In this less anthropocentric age, students are fully aware of the
bias that speciesism can inject into any investigation of the ways
in which animals are abused by other animals. Further research,
conducted by younger scientists, should settle questions about the
dietary value of rodents. Probably they will recommend that the
smaller organisms (i.e. mice) be consumed whole: guts, hair, bones
and all. This fits in well with our long accepted human attitude to
very small fish such as whitebait (2 to 3 cm long), which are
delicious when fried in large numbers.
It needs only a small extension of the Whitebait Principle to
determine that we can safely eat whole mice (humanely trapped,
of course, and collected the next day), if we become much less
fussy about the appearance, texture and flavour of our food.

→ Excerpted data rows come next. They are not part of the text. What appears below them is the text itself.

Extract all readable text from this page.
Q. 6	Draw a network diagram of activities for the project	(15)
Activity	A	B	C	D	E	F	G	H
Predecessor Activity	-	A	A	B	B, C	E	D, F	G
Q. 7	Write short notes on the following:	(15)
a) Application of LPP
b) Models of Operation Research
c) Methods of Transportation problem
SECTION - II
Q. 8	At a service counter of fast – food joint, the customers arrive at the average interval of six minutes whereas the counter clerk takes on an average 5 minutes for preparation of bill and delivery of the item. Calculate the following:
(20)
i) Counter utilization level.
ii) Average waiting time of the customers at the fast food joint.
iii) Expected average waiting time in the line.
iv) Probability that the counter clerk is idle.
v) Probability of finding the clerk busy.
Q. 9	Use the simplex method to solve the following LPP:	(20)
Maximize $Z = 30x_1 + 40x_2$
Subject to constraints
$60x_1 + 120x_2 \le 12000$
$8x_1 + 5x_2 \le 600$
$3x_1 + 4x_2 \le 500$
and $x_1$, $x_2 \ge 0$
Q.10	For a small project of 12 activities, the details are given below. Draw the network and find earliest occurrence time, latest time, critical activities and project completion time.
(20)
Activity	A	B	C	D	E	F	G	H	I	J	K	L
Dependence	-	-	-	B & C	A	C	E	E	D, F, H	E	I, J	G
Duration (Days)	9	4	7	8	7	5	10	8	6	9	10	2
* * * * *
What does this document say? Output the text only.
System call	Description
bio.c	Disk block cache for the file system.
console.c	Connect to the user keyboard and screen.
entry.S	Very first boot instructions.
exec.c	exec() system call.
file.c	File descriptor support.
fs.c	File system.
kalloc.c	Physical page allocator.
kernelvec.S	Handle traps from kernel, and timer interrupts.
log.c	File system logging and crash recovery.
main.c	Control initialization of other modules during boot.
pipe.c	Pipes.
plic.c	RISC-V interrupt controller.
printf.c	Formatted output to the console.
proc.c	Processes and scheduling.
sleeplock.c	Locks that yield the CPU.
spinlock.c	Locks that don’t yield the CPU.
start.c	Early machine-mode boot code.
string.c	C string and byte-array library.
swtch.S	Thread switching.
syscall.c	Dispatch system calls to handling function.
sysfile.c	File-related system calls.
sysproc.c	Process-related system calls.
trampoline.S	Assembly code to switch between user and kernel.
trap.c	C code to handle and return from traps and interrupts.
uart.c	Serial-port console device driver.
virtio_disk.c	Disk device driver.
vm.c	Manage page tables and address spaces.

It would probably contravene some laboratory safety codes to eat
whole mice without cooking, especially ones used in experiments with
pathogenic bacteria. For a whole rat it would probably be easiest
to make a soup in a blender. Again, cooking seems wise even if it
removes some of the vitamins.
Guinea pigs were a major component of the diet of the indigenous
people of Darkest Peru: easy to keep in a low pen in the hut,
pleasing to play with, easy to catch, and with more fat and muscle
than smaller rodents. The encyclopedia doesn't say if they were
eaten whole or in part, cooked or raw. It is certainly possible
to digest a guinea pig that has been swallowed intact; ask anyone
who keeps a python for a pet.
________________________________
Hope this helps, though I realize that it doesn't provide you with
the name & address of a supplier. Unfortunately I can't remember
who supplied the rodent diets that we tested more than 35 years ago,
but it surely should not be necessary to import from another country.
When you have found a source and made your own tests, please get in
touch. Perhaps we could jointly submit a paper to some journal of
nutritional science. By 2020 it might become a Citation Classic in
Current Contents: Bourassa & Bear (2000) The value of rodent diets
for research workers: a 38-year anecdotal follow-up study with appended
recipes. J. Exp. Nutr. Sci. Fi. 432(1), 234-567.
The greatest value of the InterNet is the way it can bring together
scientists who have never met one another, and enable collaboration
in research with daily communication.